The court in Lockhart, supra, stated the following with regard to so-called "collateral agreements:"
Not every charge made to the borrower which benefits the lender will render a transaction usurious . . . if the charge is reasonable, is made in good faith and is reimbursement for a payment to a third party for something appropriate to establishing or protecting of the lender's security.
252 Ark. at 880. The court noted the propriety of such charges as property inspection fees, expenses of an abstract of title, title examination fees, insurance premiums paid a third party, recording fees, expense of obtaining release of a prior lien, and title insurance premiums. Id. (citations omitted.)
The proposed service charge for establishing a delayed tuition payment plan does not appear to fall within the charges that have been authorized by the court. Although there are no cases directly on point, I believe this type of delayed payment plan would most likely be governed by the line of cases beginning withStrickler, supra, which have equated "service charges" with interest where the charges constitute the lender's overhead expenses or costs of doing business. The college will, in essence, be extending credit to the student, and the foregoing cases compel me to conclude that the service charge will fall within the constitutional prohibition if the maximum legal rate of interest is exceeded.

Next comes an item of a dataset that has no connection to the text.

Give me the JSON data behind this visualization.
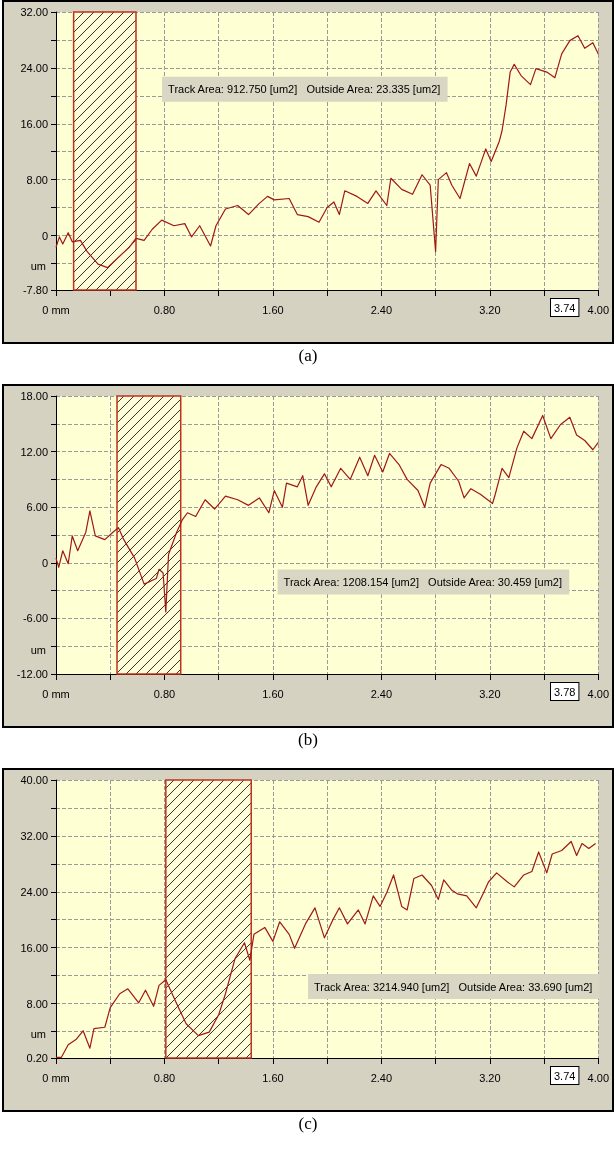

The foregoing opinion, which I hereby approve, was prepared by Assistant Attorney General Elisabeth A. Walker.
Sincerely,
WINSTON BRYANT Attorney General
WB:cyh
1 Article 19, Section 13 of the Arkansas Constitution states, under subsection (a)(i), that "[t]he maximum lawful rate of interest on any contract entered into after the effective date hereof shall not exceed five percent (5%) per annum above the Federal Reserve Discount Rate from the time of the contract." This provision is derived from Amendment 60 to the Arkansas Constitution which was approved in 1982.